Chief Executive of the LGBT Foundation Paul Martin will take part in a personal and engaging fireside chat to share his opinions, knowledge and ideas whilst simultaneously exploring how organisations can celebrate the LGBT community post pride celebrations, ensuring every member of the community is supported, respected, and able to thrive in the workplace. Workplace LGBT discrimination is a prevalent issue in organisations across the UK, to combat this, employers must embed LGBT inclusion all year round to create an inclusive working environment for every member of staff.
About the Facilitator
Dr Paul Martin OBE is Chief Executive of LGBT Foundation – a national charity delivering advice, support, and information services to lesbian, gay, bisexual and trans communities. With a history dating back to 1975, they campaign for a fair and equal society where all LGBT people can achieve their full potential. Each year, LGBT Foundation supports over 40,000 people, achieving an average 98% satisfaction rating, as well as providing information to over 600,000 individuals online.

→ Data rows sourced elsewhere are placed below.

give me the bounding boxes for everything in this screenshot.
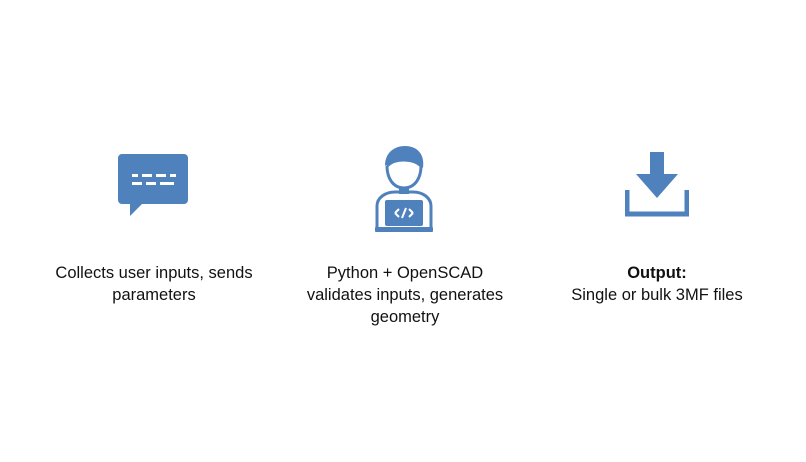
step-3-heading: Output:	[627, 264, 687, 282]
step-2-line-3: geometry	[370, 308, 440, 326]
download-icon	[625, 152, 689, 218]
step-1-line-1: Collects user inputs, sends	[55, 264, 253, 282]
step-2-caption: Python + OpenSCAD validates inputs, gene…	[280, 262, 530, 328]
step-3-caption: Output: Single or bulk 3MF files	[532, 262, 782, 306]
step-1-line-2: parameters	[112, 286, 196, 304]
step-3-line-1: Single or bulk 3MF files	[571, 286, 743, 304]
step-2-line-1: Python + OpenSCAD	[326, 264, 484, 282]
developer-laptop-icon	[371, 146, 437, 234]
step-2-line-2: validates inputs, generates	[306, 286, 504, 304]
chat-bubble-icon	[118, 154, 188, 216]
step-1-caption: Collects user inputs, sends parameters	[29, 262, 279, 306]
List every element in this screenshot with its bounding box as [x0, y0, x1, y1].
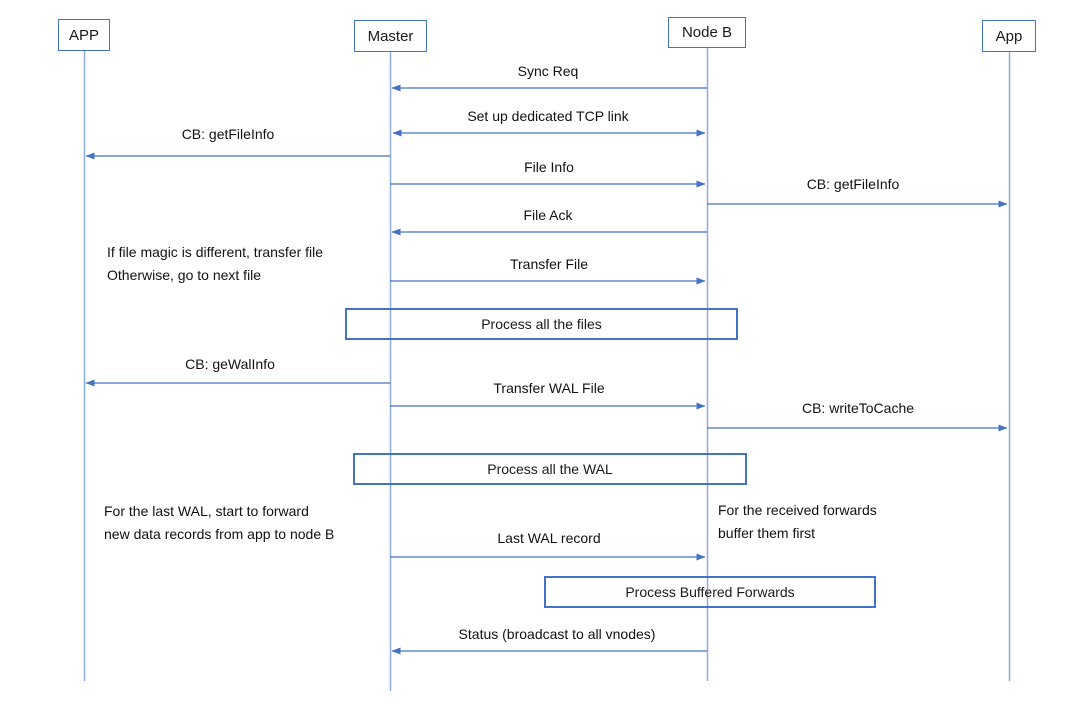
- actor-label: Node B: [681, 24, 733, 41]
- message-label-cb-gewalinfo: CB: geWalInfo: [185, 356, 275, 372]
- message-label-last-wal-record: Last WAL record: [497, 530, 601, 546]
- process-box-forwards: Process Buffered Forwards: [544, 576, 876, 608]
- message-label-cb-getfileinfo-app: CB: getFileInfo: [181, 126, 275, 142]
- note-last-wal-forward: For the last WAL, start to forward new d…: [104, 503, 335, 542]
- actor-app-right: App: [982, 20, 1036, 52]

Paul has been actively involved in the LGBT Community for over 30 years. As a member of the Greater Manchester Mayor’s LGBT Advisory Group, Paul is one of a panel of specialists working to tackle inequalities faced by lesbian, gay, bi and trans people. Paul is also Chair of The National LGB&T Partnership which is a network of English LGB&T service delivery organisations. Paul is a member of the National LGBT Ministerial Advisory Panel – ensuring the Government meets its commitment to improving lives as set out in the landmark LGBT Action Plan.
Paul was awarded an OBE in 2011 for all of his work in supporting and campaigning for the LGBT+ community and is now happily married to his husband Pete and lives in Chorlton, Manchester.